Interestingly, this time, the researchers were able to capture the complete “ringing” of the newly merged black hole.

This was a major improvement over past observations, where the final reverberations were too weak to be separated from the initial collision.

A new method, developed by Isi and his colleagues, was used to isolate the specific “tones” of a black hole’s final, faint ringing after a merger. 

The accurate measurements allowed the team to isolate the milliseconds-long signal confidently. 

“Ten milliseconds sounds really short, but our instruments are so much better now that this is enough time for us to really analyze the ringing of the final black hole,” Isi said 

“With this new detection, we have an exquisitely detailed view of the signal both before and after the black hole merger,” Isi noted in the press release.

Hawking’s theorem

Using higher-quality data, scientists have confirmed a decades-old conjecture that black holes are surprisingly “simple objects.” 

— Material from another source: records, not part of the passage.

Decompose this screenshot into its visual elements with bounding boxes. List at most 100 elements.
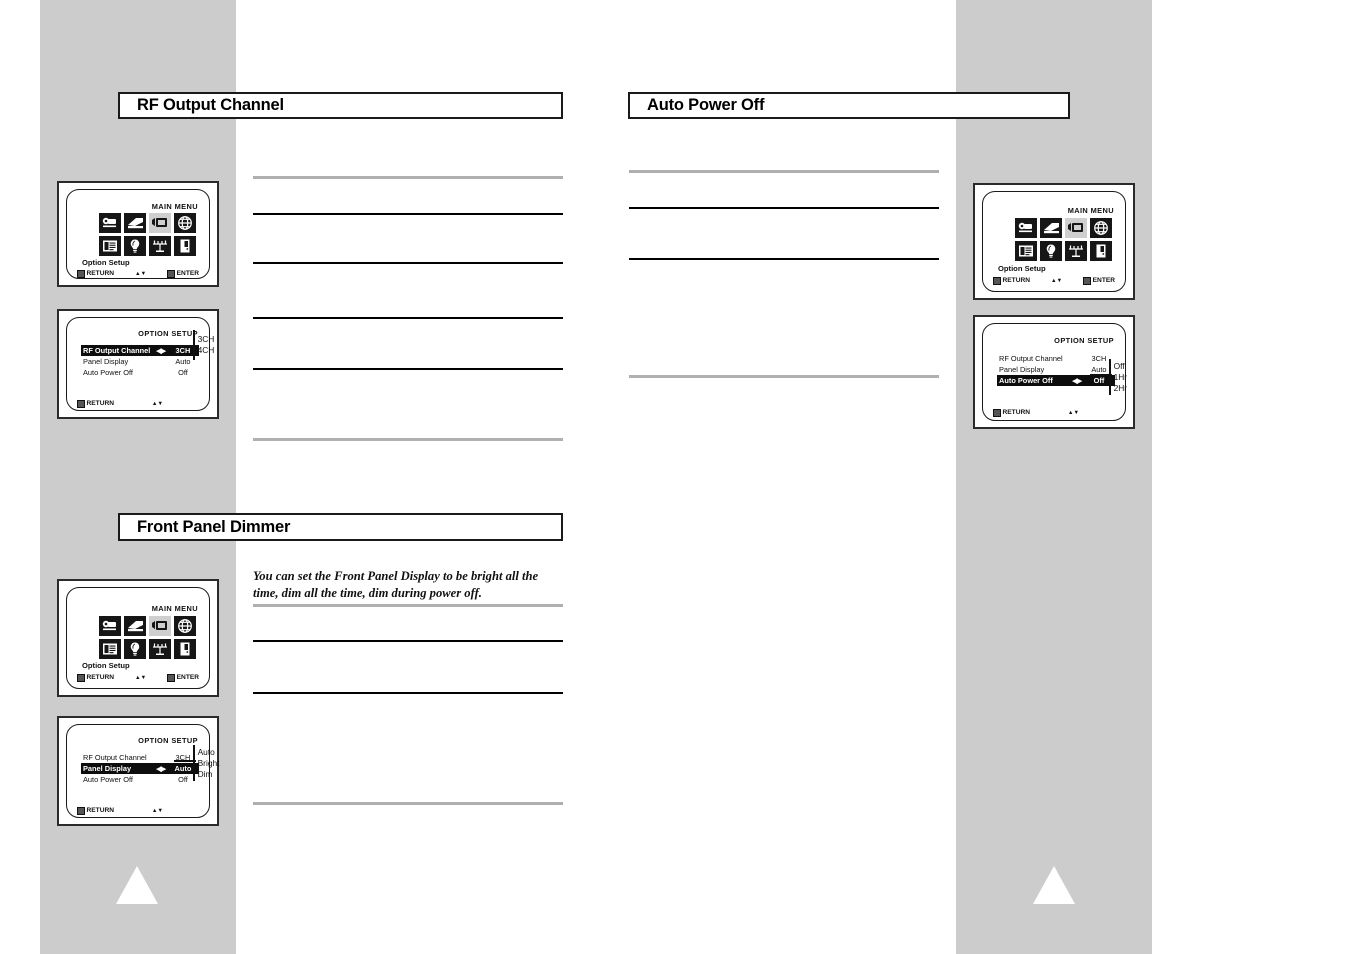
bracket-bar bbox=[193, 330, 195, 360]
list-menu-icon[interactable] bbox=[99, 236, 121, 256]
antenna-tools-icon[interactable] bbox=[149, 639, 171, 659]
nav-arrows-label: ▲▼ bbox=[135, 270, 147, 277]
option-row-panel-display[interactable]: Panel Display ◀▶ Auto bbox=[81, 763, 199, 774]
section-title: RF Output Channel bbox=[137, 96, 284, 114]
lightbulb-icon[interactable] bbox=[124, 236, 146, 256]
front-panel-dimmer-description: You can set the Front Panel Display to b… bbox=[253, 569, 539, 600]
option-label: Panel Display bbox=[83, 764, 132, 773]
antenna-tools-icon[interactable] bbox=[149, 236, 171, 256]
option-row-auto-power-off[interactable]: Auto Power Off Off bbox=[81, 774, 199, 785]
option-label: Auto Power Off bbox=[83, 368, 133, 377]
return-label: RETURN bbox=[86, 270, 114, 278]
disc-player-icon[interactable] bbox=[1040, 218, 1062, 238]
section-header-rf-output-channel: RF Output Channel bbox=[118, 92, 563, 119]
text-rule bbox=[253, 176, 563, 179]
section-title: Front Panel Dimmer bbox=[137, 517, 291, 536]
return-label: RETURN bbox=[1002, 409, 1030, 417]
choice-option[interactable]: Auto bbox=[198, 747, 220, 758]
choice-option[interactable]: 3CH bbox=[198, 334, 215, 345]
globe-grid-icon[interactable] bbox=[1090, 218, 1112, 238]
disc-player-icon[interactable] bbox=[124, 616, 146, 636]
choice-options: Off 1Hr 2Hr bbox=[1114, 361, 1128, 394]
main-menu-icon-grid bbox=[99, 213, 196, 256]
option-label: RF Output Channel bbox=[83, 346, 151, 355]
enter-key-icon bbox=[167, 270, 175, 278]
osd-title: OPTION SETUP bbox=[138, 736, 198, 745]
osd-title: MAIN MENU bbox=[151, 202, 198, 211]
nav-arrows-label: ▲▼ bbox=[1051, 277, 1063, 284]
text-rule bbox=[629, 170, 939, 173]
choice-options: 3CH 4CH bbox=[198, 334, 215, 356]
bracket-bar bbox=[193, 745, 195, 781]
bracket-bar bbox=[1109, 359, 1111, 395]
osd-screen: OPTION SETUP RF Output Channel ◀▶ 3CH Pa… bbox=[66, 317, 210, 411]
text-rule bbox=[629, 375, 939, 378]
tv-monitor-icon[interactable] bbox=[1065, 218, 1087, 238]
text-rule bbox=[253, 317, 563, 319]
choice-option[interactable]: 4CH bbox=[198, 345, 215, 356]
option-row-auto-power-off[interactable]: Auto Power Off Off bbox=[81, 367, 199, 378]
disc-player-icon[interactable] bbox=[124, 213, 146, 233]
choice-option[interactable]: Dim bbox=[198, 769, 220, 780]
enter-key-icon bbox=[1083, 277, 1091, 285]
tv-monitor-icon[interactable] bbox=[149, 616, 171, 636]
main-menu-selected-label: Option Setup bbox=[82, 661, 130, 670]
choice-option[interactable]: 2Hr bbox=[1114, 383, 1128, 394]
left-right-arrows-icon: ◀▶ bbox=[156, 347, 166, 355]
option-row-rf-output-channel[interactable]: RF Output Channel 3CH bbox=[997, 353, 1115, 364]
book-door-icon[interactable] bbox=[174, 236, 196, 256]
choice-option[interactable]: Off bbox=[1114, 361, 1128, 372]
camcorder-icon[interactable] bbox=[1015, 218, 1037, 238]
lightbulb-icon[interactable] bbox=[1040, 241, 1062, 261]
main-menu-selected-label: Option Setup bbox=[82, 258, 130, 267]
osd-footer: RETURN ▲▼ ENTER bbox=[77, 674, 199, 682]
enter-key-icon bbox=[167, 674, 175, 682]
osd-screen: MAIN MENU Option Setup RETURN ▲▼ ENTER bbox=[66, 189, 210, 279]
text-rule bbox=[253, 262, 563, 264]
osd-main-menu-2: MAIN MENU Option Setup RETURN ▲▼ ENTER bbox=[57, 579, 219, 697]
option-label: Auto Power Off bbox=[999, 376, 1053, 385]
main-menu-selected-label: Option Setup bbox=[998, 264, 1046, 273]
option-row-auto-power-off[interactable]: Auto Power Off ◀▶ Off bbox=[997, 375, 1115, 386]
option-list: RF Output Channel 3CH Panel Display ◀▶ A… bbox=[81, 752, 199, 785]
book-door-icon[interactable] bbox=[174, 639, 196, 659]
osd-footer: RETURN ▲▼ bbox=[77, 400, 199, 408]
nav-arrows-label: ▲▼ bbox=[135, 674, 147, 681]
return-key-icon bbox=[77, 674, 85, 682]
return-key-icon bbox=[77, 400, 85, 408]
text-rule bbox=[253, 368, 563, 370]
option-label: RF Output Channel bbox=[999, 354, 1063, 363]
return-key-icon bbox=[77, 807, 85, 815]
choice-option[interactable]: 1Hr bbox=[1114, 372, 1128, 383]
osd-main-menu-3: MAIN MENU Option Setup RETURN ▲▼ ENTER bbox=[973, 183, 1135, 300]
osd-title: OPTION SETUP bbox=[138, 329, 198, 338]
return-label: RETURN bbox=[86, 674, 114, 682]
lightbulb-icon[interactable] bbox=[124, 639, 146, 659]
camcorder-icon[interactable] bbox=[99, 213, 121, 233]
choice-bracket-auto-power-off: Off 1Hr 2Hr bbox=[1109, 359, 1127, 395]
enter-label: ENTER bbox=[1092, 277, 1116, 285]
option-row-rf-output-channel[interactable]: RF Output Channel ◀▶ 3CH bbox=[81, 345, 199, 356]
tv-monitor-icon[interactable] bbox=[149, 213, 171, 233]
option-label: Panel Display bbox=[999, 365, 1045, 374]
globe-grid-icon[interactable] bbox=[174, 616, 196, 636]
osd-footer: RETURN ▲▼ ENTER bbox=[77, 270, 199, 278]
text-rule bbox=[253, 802, 563, 805]
enter-label: ENTER bbox=[176, 270, 200, 278]
page-marker-left bbox=[116, 866, 158, 904]
return-key-icon bbox=[993, 409, 1001, 417]
osd-screen: OPTION SETUP RF Output Channel 3CH Panel… bbox=[982, 323, 1126, 421]
list-menu-icon[interactable] bbox=[1015, 241, 1037, 261]
nav-arrows-label: ▲▼ bbox=[1067, 409, 1079, 416]
option-row-panel-display[interactable]: Panel Display Auto bbox=[81, 356, 199, 367]
choice-option[interactable]: Bright bbox=[198, 758, 220, 769]
choice-bracket-panel-display: Auto Bright Dim bbox=[193, 745, 219, 781]
return-label: RETURN bbox=[86, 807, 114, 815]
camcorder-icon[interactable] bbox=[99, 616, 121, 636]
osd-option-setup-rf-output-channel: OPTION SETUP RF Output Channel ◀▶ 3CH Pa… bbox=[57, 309, 219, 419]
list-menu-icon[interactable] bbox=[99, 639, 121, 659]
antenna-tools-icon[interactable] bbox=[1065, 241, 1087, 261]
option-value: Off bbox=[178, 368, 188, 377]
book-door-icon[interactable] bbox=[1090, 241, 1112, 261]
globe-grid-icon[interactable] bbox=[174, 213, 196, 233]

They found that a merged black hole, as described by a 1963 equation from physicist Roy Kerr, can be fully characterized by just two properties: its mass and spin.

The observations also provided solid proof for a foundational idea from Stephen Hawking called Hawking’s area theorem. It states that the size of a black hole’s event horizon — the point of no return — can only ever grow.

Thanks to data with four times better resolution, scientists are now much more confident that Hawking’s theorem is correct.

The confirmation of Hawking’s theorem hints at a link to the second law of thermodynamics, the principle that a system’s entropy must either increase or stay constant.

“It’s really profound that the size of a black hole’s event horizon behaves like entropy. It has very deep theoretical implications and means that some aspects of black holes can be used to mathematically probe the true nature of space and time,” Isi said.

Scientists anticipate that future gravitational wave detections will reveal even more about black holes, as detectors are expected to become 10 times more sensitive.